[iDC] Can DIY education be crowdsourced?

John Bell john at novomancy.org
Tue Sep 6 16:13:01 UTC 2011

Yes, I think identifying and distinguishing types of peers is an important aspect of the kind of system I'm talking about.  The part that's problematic is--without falling back on external validation like degrees and academic positions--figuring out which people are which type, and what the scope of the types are.  For example, I just did something similar for a proposal as part of the Mozilla+Journalism project where I was trying to identify commenters with expertise in different fields so they could add annotation to mass media articles.  In that system a commenter could claim a level of expertise when they made a comment and a trust metric would adjust their long-term credibility based on how other users rate that comment.  It's a refinement of the old Slashdot karma model, but one that seems useful in this situation.

(http://www.nmdjohn.com/2011/08/05/moznewslab-week-4-pitching-reposte/ if anybody is curious.)

But I think there are limits to how much participation can be incentivized without ending up back at cash, which I suspect introduces its own problems.  Look at the situation with Wikipedia where they rewarded participation by turning users into bureaucrats, creating a system that's often accused of being petty and detrimental to the health of the project.  Amazon's biggest reviewer is widely regarded as untrustworthy by people who know who she is, writing reviews of books that she clearly hasn't read (those who don't recognize her of course don't know this, and Amazon doesn't expose enough information for casual users to reach that conclusion on their own).

So the question I'm left with is how to create incentives that go beyond status in the internal community.  Can external incentives be used without creating the equivalent of Warcraft gold farmers?  What would they be?

- John

On Sep 5, 2011, at 6:02 PM, Anya Kamenetz wrote:

> Really interesting stuff, John!
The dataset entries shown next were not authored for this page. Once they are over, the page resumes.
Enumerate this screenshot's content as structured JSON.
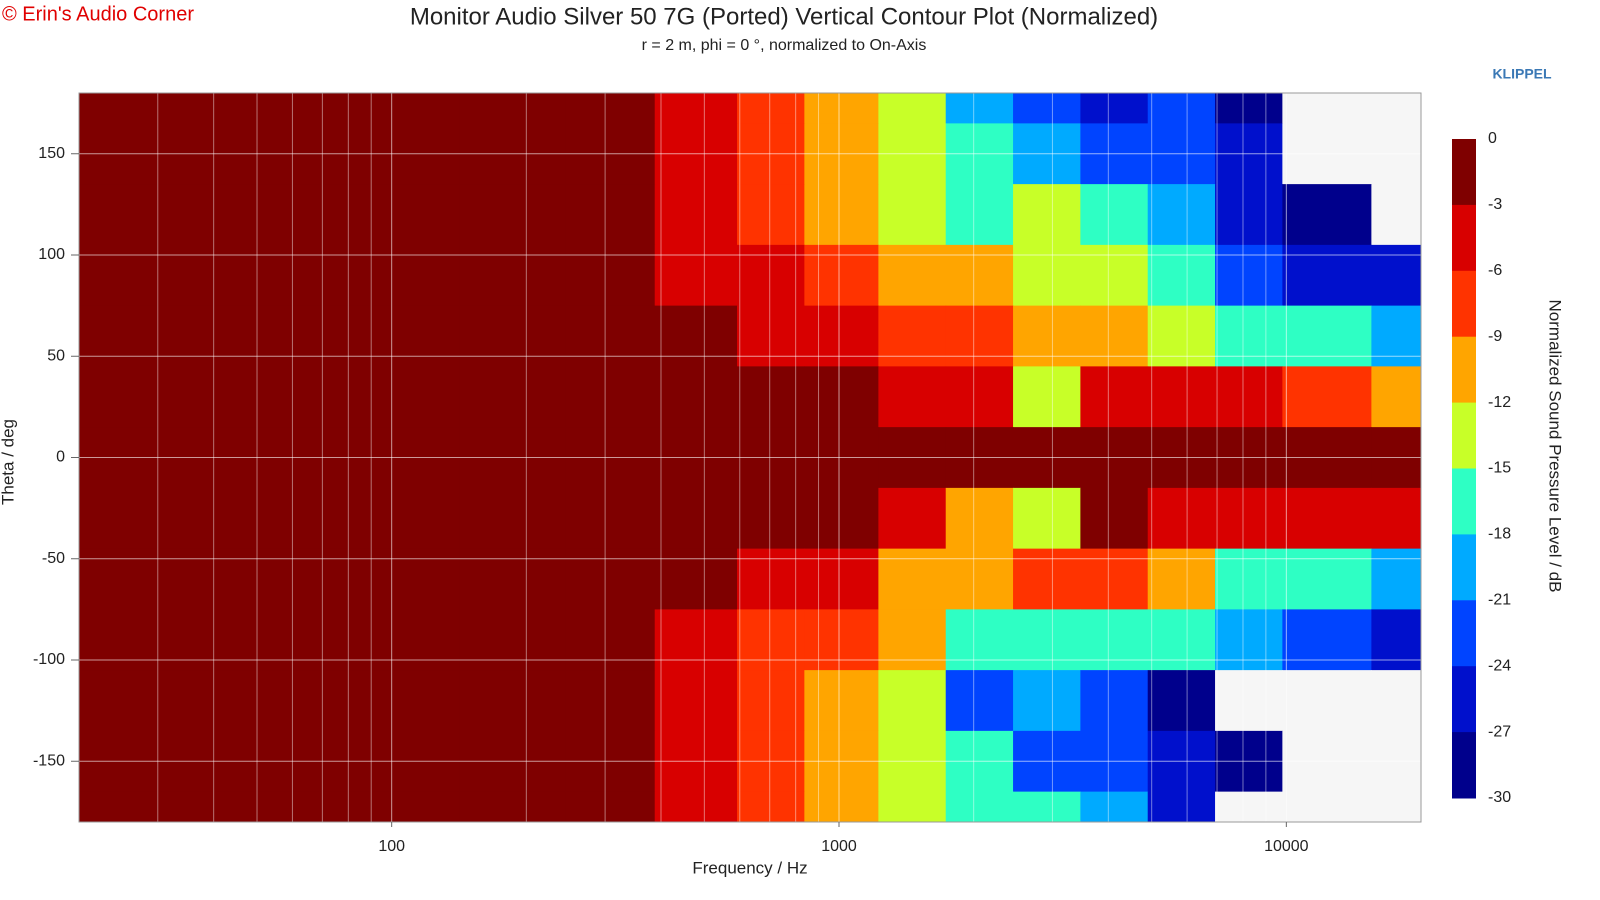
{
  "chart_data": {
    "type": "contour",
    "watermark": "© Erin's Audio Corner",
    "title": "Monitor Audio Silver 50 7G (Ported) Vertical Contour Plot (Normalized)",
    "subtitle": "r = 2 m, phi = 0 °, normalized to On-Axis",
    "brand": "KLIPPEL",
    "x_label": "Frequency / Hz",
    "y_label": "Theta / deg",
    "colorbar_label": "Normalized Sound Pressure Level / dB",
    "x_scale": "log",
    "xlim": [
      20,
      20000
    ],
    "xticks": [
      100,
      1000,
      10000
    ],
    "xminorticks": [
      30,
      40,
      50,
      60,
      70,
      80,
      90,
      200,
      300,
      400,
      500,
      600,
      700,
      800,
      900,
      2000,
      3000,
      4000,
      5000,
      6000,
      7000,
      8000,
      9000
    ],
    "ylim": [
      -180,
      180
    ],
    "yticks": [
      150,
      100,
      50,
      0,
      -50,
      -100,
      -150
    ],
    "grid": true,
    "x": [
      20,
      50,
      100,
      200,
      300,
      500,
      700,
      1000,
      1500,
      2000,
      3000,
      4000,
      6000,
      8000,
      12000,
      20000
    ],
    "y": [
      180,
      150,
      120,
      90,
      60,
      30,
      0,
      -30,
      -60,
      -90,
      -120,
      -150,
      -180
    ],
    "z": [
      [
        -1,
        -1,
        -1,
        -1,
        -2,
        -5,
        -7,
        -10,
        -14,
        -20,
        -24,
        -25,
        -24,
        -28,
        -33,
        -33
      ],
      [
        -1,
        -1,
        -1,
        -1,
        -2,
        -5,
        -7,
        -11,
        -14,
        -18,
        -20,
        -22,
        -24,
        -27,
        -33,
        -33
      ],
      [
        -1,
        -1,
        -1,
        -1,
        -2,
        -4,
        -7,
        -10,
        -13,
        -16,
        -14,
        -16,
        -20,
        -26,
        -30,
        -33
      ],
      [
        -1,
        -1,
        -1,
        -1,
        -1,
        -4,
        -6,
        -8,
        -10,
        -12,
        -13,
        -14,
        -18,
        -22,
        -25,
        -27
      ],
      [
        -1,
        -2,
        -1,
        -1,
        -1,
        -2,
        -4,
        -6,
        -7,
        -9,
        -10,
        -11,
        -13,
        -16,
        -18,
        -20
      ],
      [
        -1,
        -1,
        -1,
        -1,
        -1,
        -1,
        -2,
        -3,
        -4,
        -6,
        -15,
        -5,
        -5,
        -6,
        -8,
        -10
      ],
      [
        0,
        0,
        0,
        0,
        0,
        0,
        0,
        0,
        0,
        0,
        0,
        0,
        0,
        0,
        0,
        0
      ],
      [
        -1,
        -1,
        -1,
        -1,
        -1,
        -1,
        -2,
        -3,
        -5,
        -10,
        -13,
        -3,
        -4,
        -4,
        -5,
        -6
      ],
      [
        -1,
        -2,
        -1,
        -1,
        -1,
        -3,
        -4,
        -6,
        -10,
        -12,
        -8,
        -8,
        -12,
        -16,
        -18,
        -20
      ],
      [
        -1,
        -2,
        -1,
        -1,
        -2,
        -4,
        -7,
        -8,
        -12,
        -16,
        -18,
        -17,
        -18,
        -20,
        -24,
        -26
      ],
      [
        -1,
        -1,
        -1,
        -1,
        -2,
        -4,
        -7,
        -10,
        -14,
        -22,
        -20,
        -22,
        -28,
        -33,
        -33,
        -33
      ],
      [
        -1,
        -1,
        -1,
        -1,
        -2,
        -5,
        -7,
        -11,
        -14,
        -18,
        -22,
        -24,
        -27,
        -30,
        -33,
        -33
      ],
      [
        -1,
        -1,
        -1,
        -1,
        -2,
        -5,
        -7,
        -10,
        -13,
        -16,
        -18,
        -20,
        -25,
        -33,
        -33,
        -33
      ]
    ],
    "levels": [
      0,
      -3,
      -6,
      -9,
      -12,
      -15,
      -18,
      -21,
      -24,
      -27,
      -30
    ],
    "colors": [
      "#7f0000",
      "#d80000",
      "#ff3300",
      "#ffa500",
      "#c8ff28",
      "#2effc4",
      "#00aaff",
      "#0044ff",
      "#0010cc",
      "#00008c"
    ],
    "below_color": "#f6f6f6"
  }
}
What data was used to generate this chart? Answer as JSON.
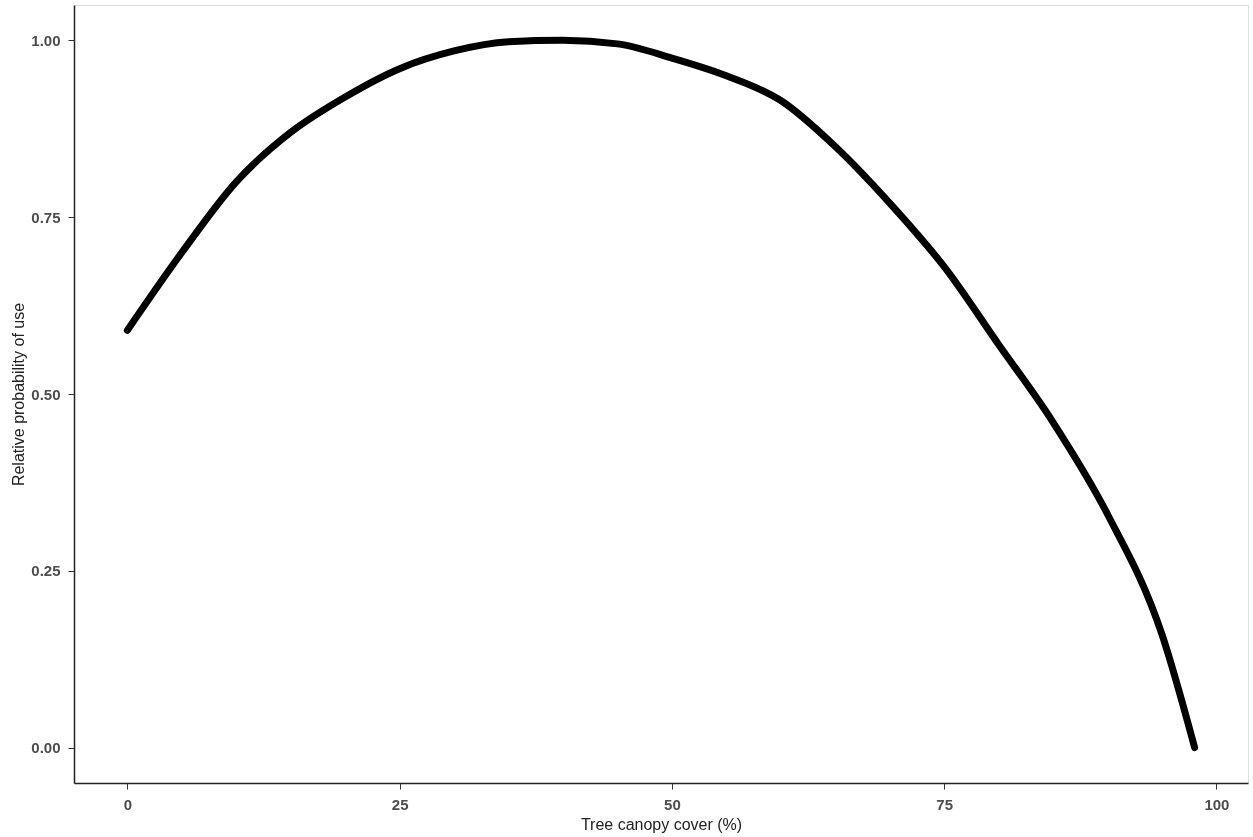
{
  "chart_data": {
    "type": "line",
    "xlabel": "Tree canopy cover (%)",
    "ylabel": "Relative probability of use",
    "x": [
      0,
      5,
      10,
      15,
      20,
      25,
      30,
      35,
      40,
      45,
      50,
      55,
      60,
      65,
      70,
      75,
      80,
      85,
      90,
      95,
      98
    ],
    "series": [
      {
        "color": "#000000",
        "values": [
          0.59,
          0.7,
          0.8,
          0.87,
          0.92,
          0.96,
          0.985,
          0.998,
          1.0,
          0.995,
          0.975,
          0.95,
          0.915,
          0.85,
          0.77,
          0.68,
          0.57,
          0.46,
          0.33,
          0.16,
          0.0
        ]
      }
    ],
    "xlim": [
      -4.9,
      102.9
    ],
    "ylim": [
      -0.05,
      1.05
    ],
    "xticks": [
      0,
      25,
      50,
      75,
      100
    ],
    "yticks": [
      {
        "value": 0,
        "label": "0.00"
      },
      {
        "value": 0.25,
        "label": "0.25"
      },
      {
        "value": 0.5,
        "label": "0.50"
      },
      {
        "value": 0.75,
        "label": "0.75"
      },
      {
        "value": 1,
        "label": "1.00"
      }
    ],
    "grid": false,
    "legend": false,
    "marker": "none",
    "line_style": "solid"
  }
}
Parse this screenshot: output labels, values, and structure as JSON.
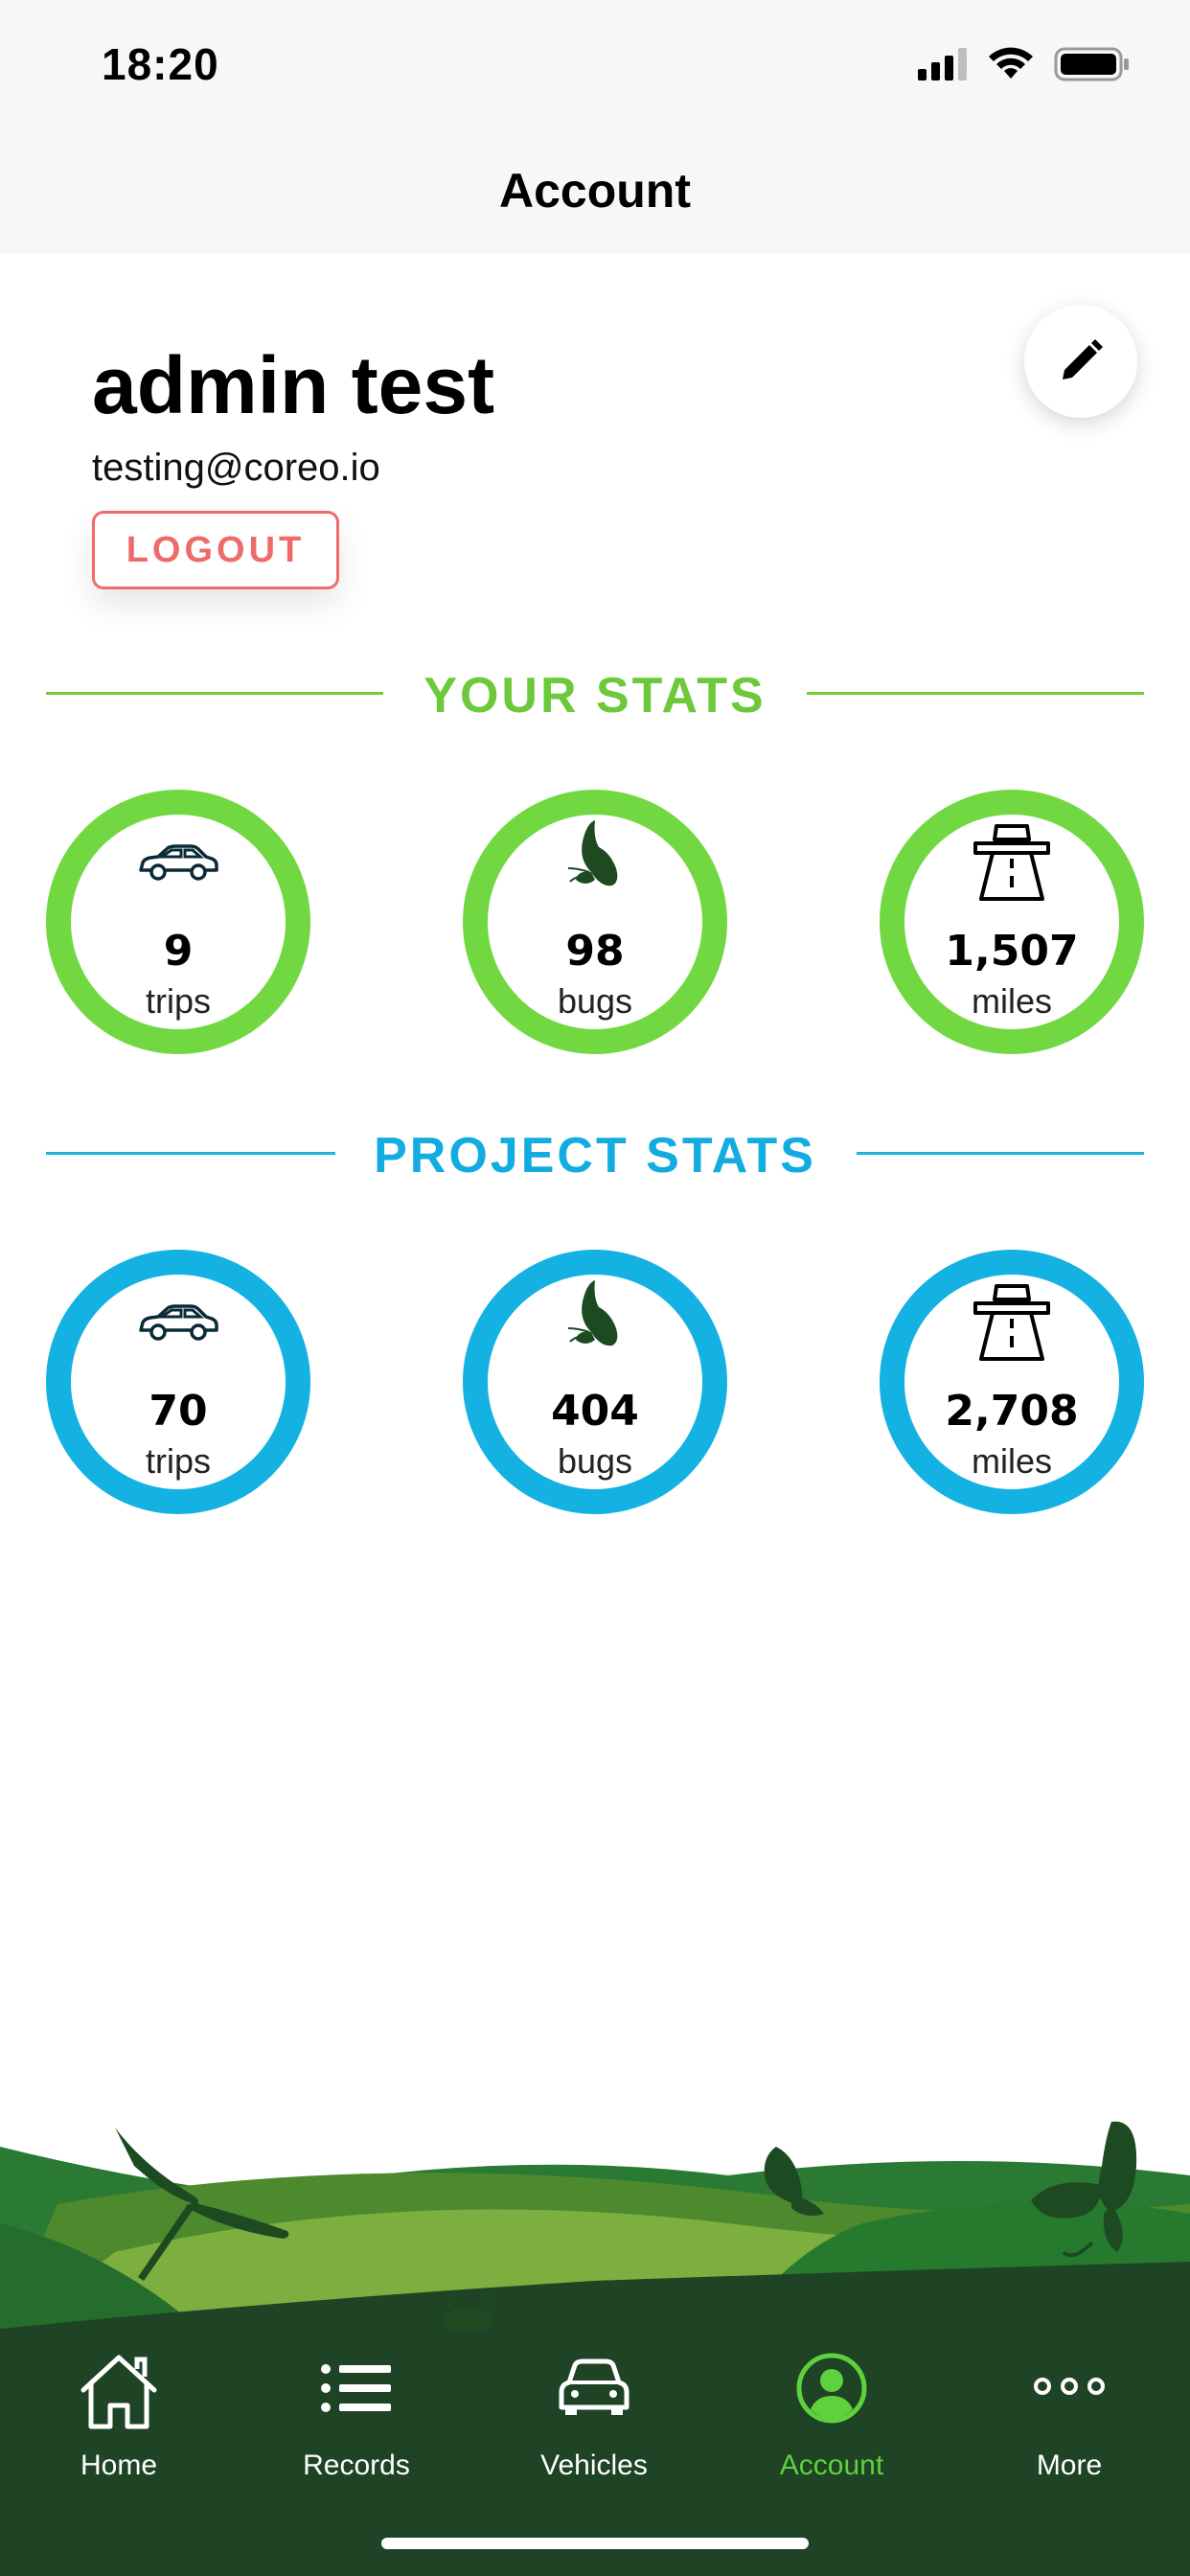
{
  "status_bar": {
    "time": "18:20"
  },
  "header": {
    "title": "Account"
  },
  "profile": {
    "name": "admin test",
    "email": "testing@coreo.io",
    "logout_label": "LOGOUT"
  },
  "your_stats": {
    "title": "YOUR STATS",
    "items": [
      {
        "icon": "car-icon",
        "value": "9",
        "unit": "trips"
      },
      {
        "icon": "butterfly-icon",
        "value": "98",
        "unit": "bugs"
      },
      {
        "icon": "motorway-icon",
        "value": "1,507",
        "unit": "miles"
      }
    ]
  },
  "project_stats": {
    "title": "PROJECT STATS",
    "items": [
      {
        "icon": "car-icon",
        "value": "70",
        "unit": "trips"
      },
      {
        "icon": "butterfly-icon",
        "value": "404",
        "unit": "bugs"
      },
      {
        "icon": "motorway-icon",
        "value": "2,708",
        "unit": "miles"
      }
    ]
  },
  "colors": {
    "your_stats_accent": "#72d842",
    "project_stats_accent": "#13b2e2",
    "logout_red": "#ef6b6b",
    "tabbar_bg": "#1e4325",
    "tab_active": "#5fd13c"
  },
  "tabbar": {
    "active": "Account",
    "tabs": [
      {
        "label": "Home",
        "icon": "home-icon"
      },
      {
        "label": "Records",
        "icon": "list-icon"
      },
      {
        "label": "Vehicles",
        "icon": "car-front-icon"
      },
      {
        "label": "Account",
        "icon": "account-icon"
      },
      {
        "label": "More",
        "icon": "more-icon"
      }
    ]
  }
}
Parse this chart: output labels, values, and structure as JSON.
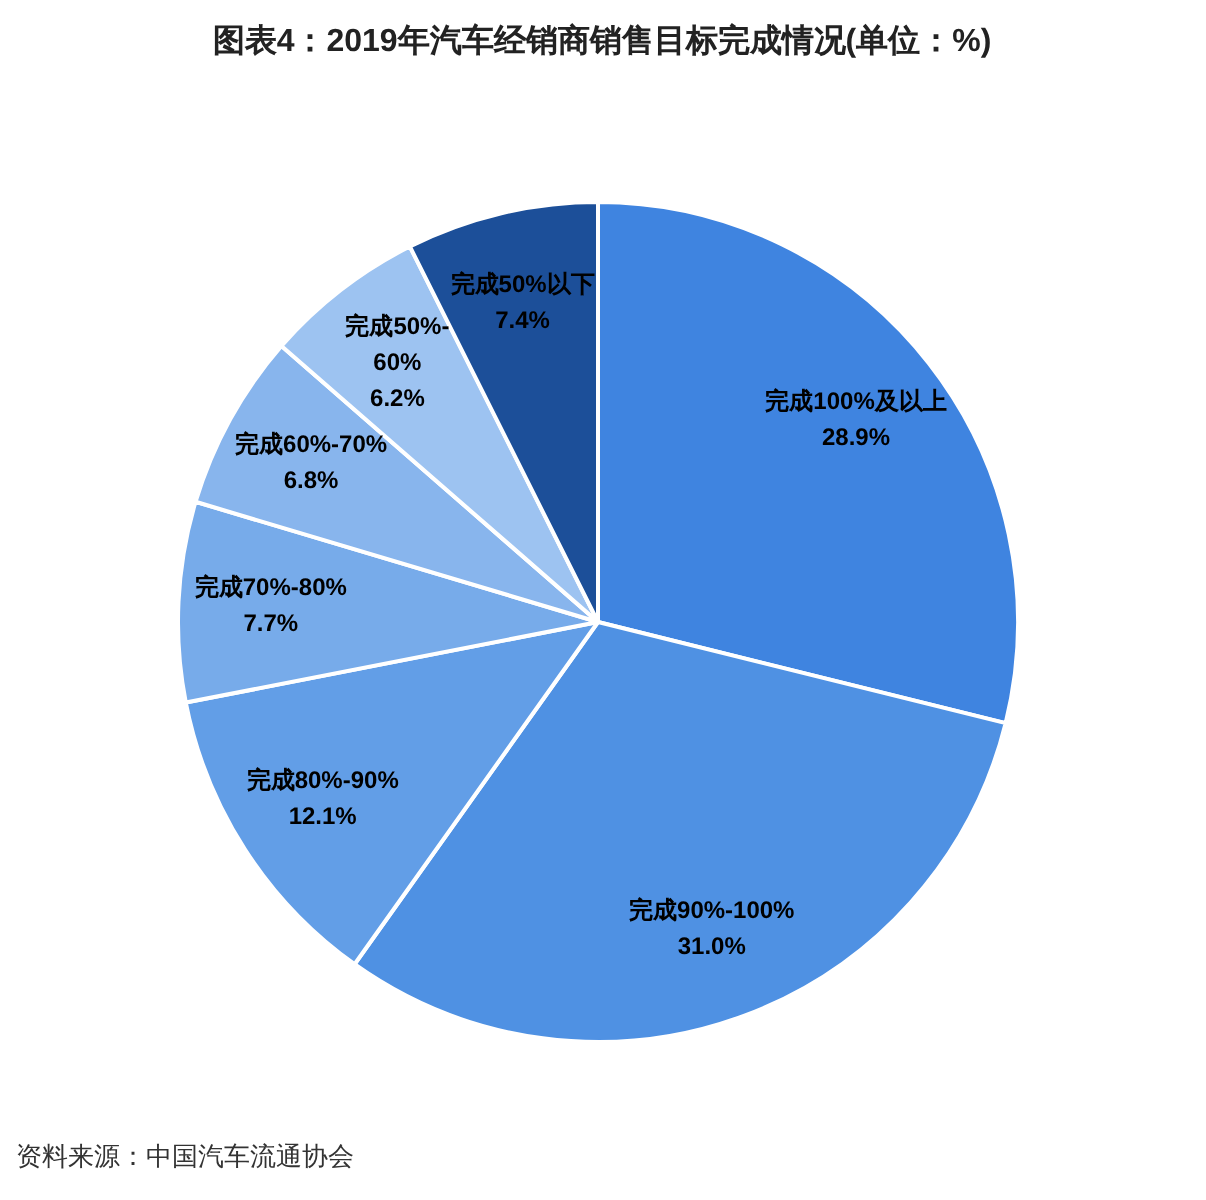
{
  "chart_data": {
    "type": "pie",
    "title": "图表4：2019年汽车经销商销售目标完成情况(单位：%)",
    "categories": [
      "完成100%及以上",
      "完成90%-100%",
      "完成80%-90%",
      "完成70%-80%",
      "完成60%-70%",
      "完成50%-60%",
      "完成50%以下"
    ],
    "values": [
      28.9,
      31.0,
      12.1,
      7.7,
      6.8,
      6.2,
      7.4
    ],
    "value_labels": [
      "28.9%",
      "31.0%",
      "12.1%",
      "7.7%",
      "6.8%",
      "6.2%",
      "7.4%"
    ],
    "colors": [
      "#3f84e0",
      "#4f91e3",
      "#629ee7",
      "#77abea",
      "#88b5ed",
      "#9dc3f1",
      "#1c4f99"
    ],
    "legend": false,
    "annotations": [
      "资料来源：中国汽车流通协会"
    ]
  }
}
Definitely agree with you on the "necessary but not sufficient" formulation. 
> >>But the issue we’d like to discuss with the list is what a system with the same goals--ongoing, deep evaluation of complex learning--would look like if it were designed to work on the same scale as, say, the Khan Academy.  Is peer feedback sufficient to meet those goals?  If so, quality would somehow need to be controlled so that it doesn’t turn into a stream of YouTube comments, and if not some other method would have to be used to deal with large volumes of students.  
> What strikes me is that there are different types of peers--some peers perhaps more equal than others. In a community of practice model there are fellow beginners, who have one type of feedback to offer, then there are people just ahead of you--like the sophomore, junior, senior to your freshman, who have a different type of feedback (less grounded in immediate understanding of what you're going through and more grounded in knowledge and experience), and then graduate student/TA/professor with a more sophisticated offering still. 
> One can imagine a scalable system that incentivizes feedback according to the experience and sophistication of the person offering it, and thus its likely value to the user. Maybe it's a "freemium" model where learners give and receive feedback freely as a condition of participation up to a certain level of experience, and the most experienced participants receive other kinds of incentives (even money?) in exchange for offering the most detailed, sophisticated, time-consuming forms of feedback. 
> I often think back to my summer studying capoeira where the most experienced students took on more and more responsibilities instructing the beginners, as an honor--but only the mestre gets paid. 
> Of course there are other technological ways of encouraging quality control on a large system that depends for its value on freely offered feedback. These are all over the net. TripAdvisor, Amazon, eBay, Quora, Yelp are all good examples--Yelp in particular, again for the way it incentivizes its best providers of feedback, making them a recognized part of a community, allowing the raters to earn ratings. LinkedIn with its endorsement structure another one to look at.
> Maybe you need a system of badges, tags or profile keywords so you can ask a native Brazilian to read your Portuguese paper or a nationally ranked chess player to check out your game or someone with a stellar Github rating to look at your code.